Le Liban fait bloc contre les jihadistes près de la frontière syrienne

Depuis trois jours, la frontière est avec la Syrie est le théâtre de combats entre des jihadistes et l'armée libanaise. Le gouvernement est uni derrière son armée, un fait rare dans ce pays profondément divisé face au conflit syrien.

Des Libanais font le V de la victoire lors d\'une opération contre les jihadistes venus de Syrie, près de la frontière syrienne à Aarsal (Liban), le 4 août 2014.
Des Libanais font le V de la victoire lors d'une opération contre les jihadistes venus de Syrie, près de la frontière syrienne à Aarsal (Liban), le 4 août 2014. (JOSEPH EID / AFP)

Le Liban, profondément divisé sur la guerre en Syrie, a fait preuve d'une unité peu commune, lundi 4 août, en assurant l'armée de son soutien et en rejetant tout compromis avec des jihadistes qu'elle combat depuis samedi dans la région d'Aarsal, frontalière de la Syrie. Au troisième jour d'affrontements qui ont causé 16 morts dans ses rangs, l'armée a bombardé les collines surplombant cette localité. "Il n'y a pas de solutions politiques avec les takfiris [extrémistes sunnites] qui sèment le chaos (...) et veulent transférer leurs pratiques écœurantes au Liban", a insisté le chef (sunnite) du gouvernement, Tammam Salam.

Les combats à Aarsal ont éclaté après l'arrestation d'Imad Ahmad Jomaa, un chef du Front Al-Nosra, branche syrienne d'Al-Qaïda, selon une source militaire. Des dizaines de jihadistes sunnites ont été tués depuis samedi dans les combats. Treize soldats et 20 policiers sont portés disparus, vraisemblablement aux mains des assaillants, et 86 militaires ont été blessés.

Livraison d'armes depuis la France

Tammam Salam a assuré l'armée du "soutien total et de la confiance complète du gouvernement (...) dans sa mission sacrée". Toutes les confessions sont représentées au sein du gouvernement et de l'armée, et cette dernière a besoin d'un soutien unanime de l'exécutif pour opérer. Il s'agit d'une rare unanimité dans ce pays profondément divisé face au conflit syrien, entre partisans sunnites de la rébellion syrienne et la milice chiite du Hezbollah qui se bat aux côtés du régime de Damas.

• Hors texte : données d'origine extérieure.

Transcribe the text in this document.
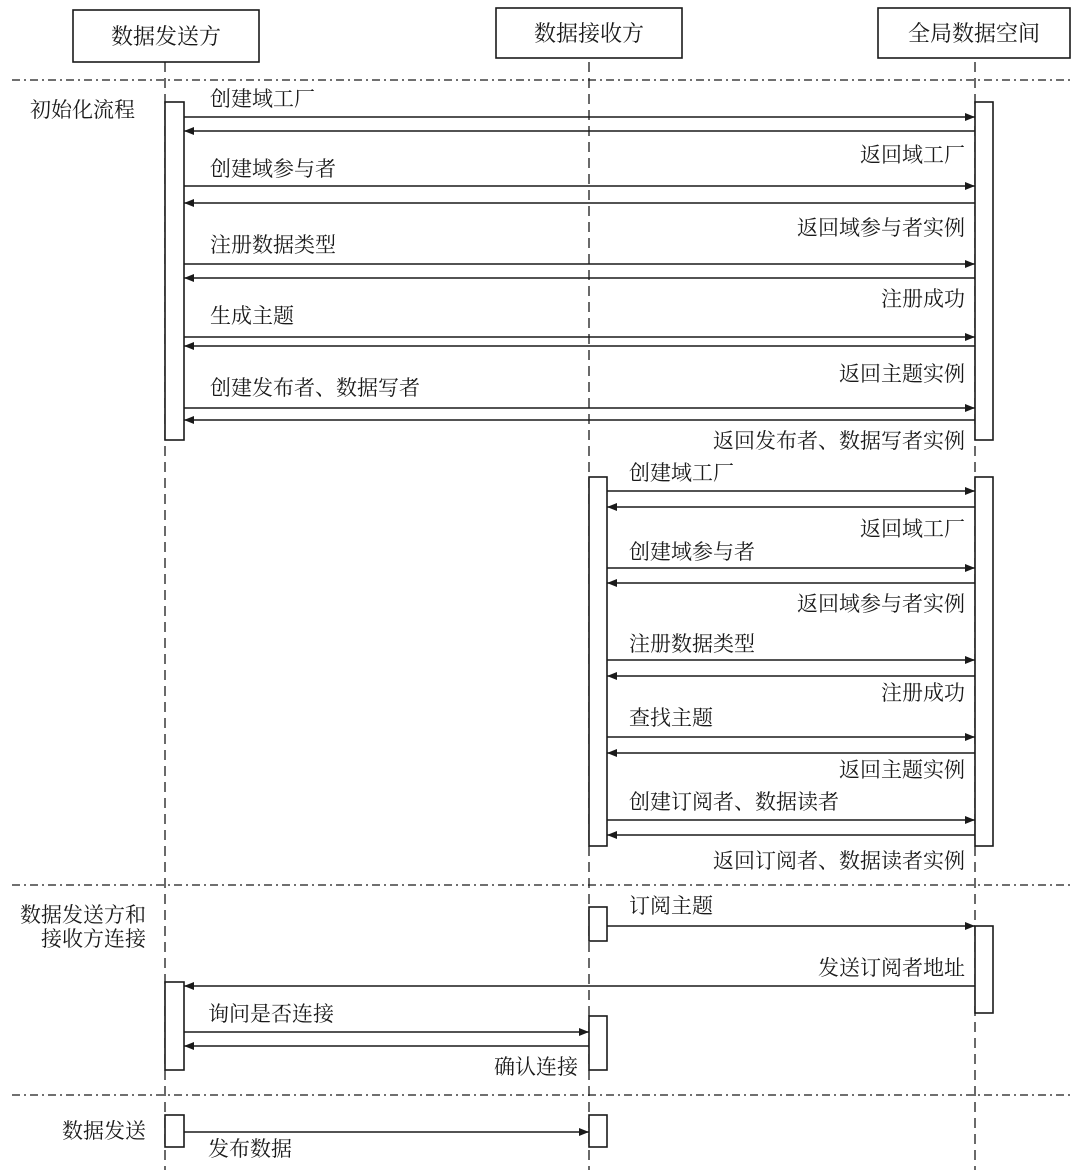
数据发送方	数据接收方	全局数据空间
初始化流程
数据发送方和
接收方连接
数据发送
创建域工厂
返回域工厂
创建域参与者
返回域参与者实例
注册数据类型
注册成功
生成主题
返回主题实例
创建发布者、数据写者
返回发布者、数据写者实例
创建域工厂
返回域工厂
创建域参与者
返回域参与者实例
注册数据类型
注册成功
查找主题
返回主题实例
创建订阅者、数据读者
返回订阅者、数据读者实例
订阅主题
发送订阅者地址
询问是否连接
确认连接
发布数据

Ce dernier a exprimé son soutien à l'armée libanaise "pour faire face aux groupes terroristes et les anéantir".

Le Premier ministre libanais a également indiqué avoir "demandé aux autorités françaises d'accélérer la livraison des armes déjà approuvée dans le cadre de l'accord d'armements financé par l'Arabie saoudite"Fin décembre, Riyad s'était engagé à octroyer trois milliards de dollars (2,3 milliards d'euros) à l'armée libanaise afin que celle-ci, faiblement équipée, se procure des armes françaises.